La chronique
Il y a des livres qui traînent dans la pile à lire malgré les recommandations répétées, les avis enthousiastes croisés un peu partout en ligne, les « mais lis-le, tu vas adorer » qui s'accumulent sans faire céder. L'Enfant aux cailloux appartenait à cette catégorie. Résultat : il n'a pas loupé.
Sophie Loubière, découverte totale pour ma part, signe ici un thriller psychologique ancré dans un quotidien très ordinaire. Et c'est précisément ce point qui rend le roman aussi dérangeant : tout semble plausible, proche, presque banal, avant de glisser peu à peu vers une inquiétude plus profonde.
Elsa Préau est une retraitée solitaire qui observe depuis sa fenêtre la famille nouvellement installée à côté de sa maison.

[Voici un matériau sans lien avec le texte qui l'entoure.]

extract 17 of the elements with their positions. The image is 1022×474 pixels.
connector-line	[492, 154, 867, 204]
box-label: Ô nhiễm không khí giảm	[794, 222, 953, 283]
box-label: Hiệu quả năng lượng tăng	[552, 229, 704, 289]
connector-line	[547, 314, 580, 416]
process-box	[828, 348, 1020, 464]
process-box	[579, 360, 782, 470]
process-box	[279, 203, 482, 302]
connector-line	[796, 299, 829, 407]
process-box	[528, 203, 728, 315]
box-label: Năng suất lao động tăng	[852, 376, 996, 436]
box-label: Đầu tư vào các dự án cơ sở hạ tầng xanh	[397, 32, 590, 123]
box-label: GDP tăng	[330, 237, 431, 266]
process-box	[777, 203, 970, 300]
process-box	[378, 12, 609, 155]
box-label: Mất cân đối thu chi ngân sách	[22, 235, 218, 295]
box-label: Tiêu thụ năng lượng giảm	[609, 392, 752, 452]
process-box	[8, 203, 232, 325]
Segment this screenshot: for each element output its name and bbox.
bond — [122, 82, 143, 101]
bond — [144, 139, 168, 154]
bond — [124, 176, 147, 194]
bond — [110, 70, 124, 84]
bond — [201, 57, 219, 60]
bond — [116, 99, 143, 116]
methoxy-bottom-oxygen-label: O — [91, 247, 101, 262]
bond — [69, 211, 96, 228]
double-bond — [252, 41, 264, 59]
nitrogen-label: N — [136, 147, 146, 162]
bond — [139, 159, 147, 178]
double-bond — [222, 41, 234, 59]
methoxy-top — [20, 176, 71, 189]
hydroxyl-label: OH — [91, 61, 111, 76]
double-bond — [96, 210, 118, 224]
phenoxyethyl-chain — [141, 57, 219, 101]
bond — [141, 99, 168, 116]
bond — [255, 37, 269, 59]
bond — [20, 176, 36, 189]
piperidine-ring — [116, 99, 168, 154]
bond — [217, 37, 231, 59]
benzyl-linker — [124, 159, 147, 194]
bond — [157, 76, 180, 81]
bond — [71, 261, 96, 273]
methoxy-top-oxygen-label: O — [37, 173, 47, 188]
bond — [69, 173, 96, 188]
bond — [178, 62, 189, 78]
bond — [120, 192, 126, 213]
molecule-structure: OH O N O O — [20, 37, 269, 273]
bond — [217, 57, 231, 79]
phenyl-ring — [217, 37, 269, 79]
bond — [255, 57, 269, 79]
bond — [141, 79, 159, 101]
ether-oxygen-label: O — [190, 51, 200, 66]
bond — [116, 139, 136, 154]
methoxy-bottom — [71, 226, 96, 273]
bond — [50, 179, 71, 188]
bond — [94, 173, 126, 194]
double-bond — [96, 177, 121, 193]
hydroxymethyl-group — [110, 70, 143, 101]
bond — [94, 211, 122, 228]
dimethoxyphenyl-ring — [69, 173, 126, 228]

Parmi les allées et venues du quotidien, elle remarque un détail qui la glace. Un petit garçon triste, maigre, visiblement maltraité, qui semble lui envoyer des signaux de détresse.
Sauf que cet enfant n'apparaît nulle part : ni dans les registres scolaires, ni dans le livret de famille des voisins. Et quand Elsa alerte les services sociaux puis la police, la réponse est unanime. Cet enfant n'existe pas.
« On ne sait jamais vraiment où se situe la vérité, et cette ambiguïté permanente alimente une tension sourde qui ne lâche pas. »
Elsa n'est pas le genre de personnage avec lequel on s'installe confortablement. Seule, parfois agaçante dans ses certitudes, difficile à cerner, elle ne cherche pas forcément l'affection du lecteur. Ce choix narratif rend pourtant le roman très efficace.
On ne sait jamais vraiment où se situe la vérité, et cette ambiguïté permanente autour de la narratrice alimente une tension sourde qui ne lâche pas. Elsa est-elle lucide ? Paranoïaque ? Les deux à la fois ? Loubière entretient le doute avec une vraie maîtrise, et le lecteur avance sans jamais trouver de sol ferme sous les pieds.
Car L'Enfant aux cailloux est avant tout une machine à lire. Les chapitres sont courts, très courts, le genre qui supprime mentalement toute bonne raison de poser le livre. On l'enchaîne d'une traite, happé par un rythme qui laisse peu d'espace pour souffler.
Loubière manipule son lecteur avec un fair-play réjouissant. C'est le jeu, on le sait, et c'est précisément pour ça qu'on lit du thriller. Deux twists viennent secouer le récit en cours de route : l'un se devine assez facilement si l'on est habitué du genre, l'autre bien moins. Les deux fonctionnent, et le second, en particulier, redistribue les cartes avec une efficacité redoutable.
La plume, elle, est volontairement simple. Certains diront simpliste, et ils n'auront pas tort. C'est le point qui pourrait déranger les lecteurs en quête d'une écriture plus travaillée, plus littéraire. Mais à une cadence pareille, la question finit par ne plus vraiment se poser. On avance trop vite pour s'y attarder longuement, et l'histoire rattrape ce que le style ne donne pas.
Une découverte convaincante, une première rencontre avec Sophie Loubière qui donne envie d'explorer le reste de son oeuvre. Et une lecture qui rappelle une vérité toute simple : parfois, il suffit d'écouter les avis en ligne.